Aggregating Diverse Cue Experts for AI-Generated Image Detection
Lei Tan, Shuwei Li, Mohan Kankanhalli, Robby T. Tan
TL;DR
The paper tackles the generalization gap in AI-generated image detection by introducing MCAN, a unified framework that fuses three complementary cues—raw image content, high-frequency details, and Chromaticity Inconsistency (CI)—through a Mixture-of-Encoder Adapter. By leveraging a frozen CLIP ViT-B/16 backbone, applying discrete wavelet transforms for frequency cues, and employing chromaticity-based normalization to highlight noise, MCAN achieves state-of-the-art performance on GenImage, Chameleon, and UniversalFakeDetect benchmarks, with notable gains in cross-model settings.

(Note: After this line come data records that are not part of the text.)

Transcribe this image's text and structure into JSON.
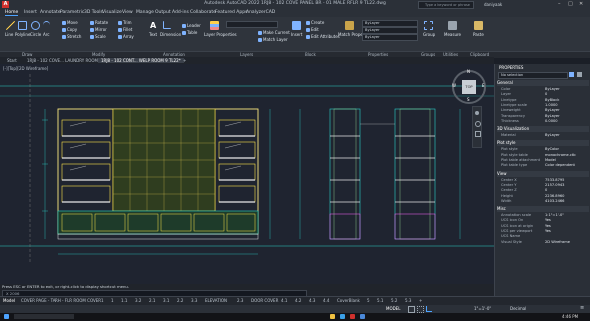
{
  "window": {
    "title": "Autodesk AutoCAD 2022   1RJ8 - 102 COVE PANEL BR - 01 MALE RFLR 9 TL22.dwg",
    "search_placeholder": "Type a keyword or phrase",
    "user": "daniyaak"
  },
  "ribbon_tabs": [
    "Home",
    "Insert",
    "Annotate",
    "Parametric",
    "3D Tools",
    "Visualize",
    "View",
    "Manage",
    "Output",
    "Add-ins",
    "Collaborate",
    "Featured Apps",
    "AnalyzerCAD"
  ],
  "ribbon": {
    "draw_tools": [
      "Line",
      "Polyline",
      "Circle",
      "Arc"
    ],
    "modify_tools": [
      [
        "Move",
        "Rotate",
        "Trim",
        "Fillet"
      ],
      [
        "Copy",
        "Mirror",
        "Extend",
        "Array"
      ],
      [
        "Stretch",
        "Scale",
        "Explode",
        "Offset"
      ]
    ],
    "annotation_tools": [
      "Text",
      "Dimension",
      "Leader",
      "Table"
    ],
    "layer_tools": [
      "Layer Properties",
      "Make Current",
      "Match Layer"
    ],
    "block_tools": [
      "Insert",
      "Create",
      "Edit",
      "Edit Attributes"
    ],
    "properties_tools": [
      "Match Properties",
      "ByLayer",
      "ByLayer",
      "ByLayer"
    ],
    "groups_label": "Group",
    "utilities_label": "Measure",
    "clipboard_label": "Paste",
    "panels": [
      "Draw",
      "Modify",
      "Annotation",
      "Layers",
      "Block",
      "Properties",
      "Groups",
      "Utilities",
      "Clipboard"
    ]
  },
  "doc_tabs": [
    "Start",
    "1RJ8 - 102 COVE... LAUNDRY ROOM*",
    "1RJ8 - 102 CONT... WELP ROOM 9 TL22*"
  ],
  "viewport_label": "[-][Top][2D Wireframe]",
  "compass": {
    "n": "N",
    "s": "S",
    "e": "E",
    "w": "W",
    "top": "TOP"
  },
  "properties": {
    "title": "PROPERTIES",
    "selection": "No selection",
    "sections": [
      {
        "name": "General",
        "rows": [
          [
            "Color",
            "ByLayer"
          ],
          [
            "Layer",
            "0"
          ],
          [
            "Linetype",
            "ByBlock"
          ],
          [
            "Linetype scale",
            "1.0000"
          ],
          [
            "Lineweight",
            "ByLayer"
          ],
          [
            "Transparency",
            "ByLayer"
          ],
          [
            "Thickness",
            "0.0000"
          ]
        ]
      },
      {
        "name": "3D Visualization",
        "rows": [
          [
            "Material",
            "ByLayer"
          ]
        ]
      },
      {
        "name": "Plot style",
        "rows": [
          [
            "Plot style",
            "ByColor"
          ],
          [
            "Plot style table",
            "monochrome.ctb"
          ],
          [
            "Plot table attachment",
            "Model"
          ],
          [
            "Plot table type",
            "Color dependent"
          ]
        ]
      },
      {
        "name": "View",
        "rows": [
          [
            "Center X",
            "7533.8795"
          ],
          [
            "Center Y",
            "2157.0943"
          ],
          [
            "Center Z",
            "0"
          ],
          [
            "Height",
            "2236.8960"
          ],
          [
            "Width",
            "4103.2466"
          ]
        ]
      },
      {
        "name": "Misc",
        "rows": [
          [
            "Annotation scale",
            "1:1\"=1'-0\""
          ],
          [
            "UCS icon On",
            "Yes"
          ],
          [
            "UCS icon at origin",
            "Yes"
          ],
          [
            "UCS per viewport",
            "Yes"
          ],
          [
            "UCS Name",
            ""
          ],
          [
            "Visual Style",
            "2D Wireframe"
          ]
        ]
      }
    ]
  },
  "command": {
    "history": "Press ESC or ENTER to exit, or right-click to display shortcut menu.",
    "prompt": "X  2006"
  },
  "layout_tabs": [
    "Model",
    "COVER PAGE - TA",
    "RH - FLR ROOM COVER",
    "1",
    "1",
    "1.1",
    "3.2",
    "2.1",
    "3.1",
    "2.2",
    "3.3",
    "ELEVATION",
    "2.3",
    "DOOR COVER",
    "4.1",
    "4.2",
    "4.3",
    "4.4",
    "CoverBlank",
    "5",
    "5.1",
    "5.2",
    "5.3"
  ],
  "status": {
    "model": "MODEL",
    "scale": "1\"=1'-0\"",
    "units": "Decimal"
  },
  "clock": "4:46 PM"
}
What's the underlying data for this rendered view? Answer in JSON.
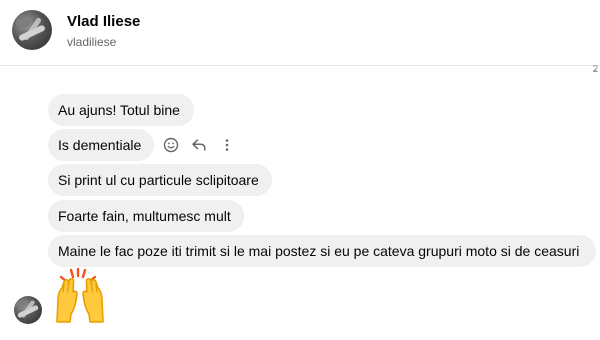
{
  "conversation": {
    "name": "Vlad Iliese",
    "username": "vladiliese"
  },
  "scroll_marker": "2",
  "messages": [
    {
      "text": "Au ajuns! Totul bine"
    },
    {
      "text": "Is dementiale"
    },
    {
      "text": "Si print ul cu particule sclipitoare"
    },
    {
      "text": "Foarte fain, multumesc mult"
    },
    {
      "text": "Maine le fac poze iti trimit si le mai postez si eu pe cateva grupuri moto si de ceasuri"
    }
  ],
  "message_actions": [
    "react-icon",
    "reply-icon",
    "more-options-icon"
  ],
  "emoji_message": {
    "icon": "raising-hands-icon"
  },
  "colors": {
    "bubble_bg": "#f0f0f0",
    "text": "#050505",
    "secondary_text": "#65676b",
    "divider": "#e4e6eb",
    "emoji_yellow": "#ffc83d",
    "emoji_outline": "#e6a100",
    "emoji_red": "#f4511e"
  }
}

Key contributions include the CI representation, the MoEA-based multi-cue fusion, and comprehensive ablations and visualizations demonstrating improved generalization and robustness. The approach offers a practical impact by delivering more reliable detectors across diverse generative models and can inform future design of multi-cue, transformer-backed detection systems.
Abstract
The rapid emergence of image synthesis models poses challenges to the generalization of AI-generated image detectors. However, existing methods often rely on model-specific features, leading to overfitting and poor generalization. In this paper, we introduce the Multi-Cue Aggregation Network (MCAN), a novel framework that integrates different yet complementary cues in a unified network. MCAN employs a mixture-of-encoders adapter to dynamically process these cues, enabling more adaptive and robust feature representation. Our cues include the input image itself, which represents the overall content, and high-frequency components that emphasize edge details. Additionally, we introduce a Chromatic Inconsistency (CI) cue, which normalizes intensity values and captures noise information introduced during the image acquisition process in real images, making these noise patterns more distinguishable from those in AI-generated content. Unlike prior methods, MCAN's novelty lies in its unified multi-cue aggregation framework, which integrates spatial, frequency-domain, and chromaticity-based information for enhanced representation learning. These cues are intrinsically more indicative of real images, enhancing cross-model generalization. Extensive experiments on the GenImage, Chameleon, and UniversalFakeDetect benchmark validate the state-of-the-art performance of MCAN. In the GenImage dataset, MCAN outperforms the best state-of-the-art method by up to 7.4% in average ACC across eight different image generators.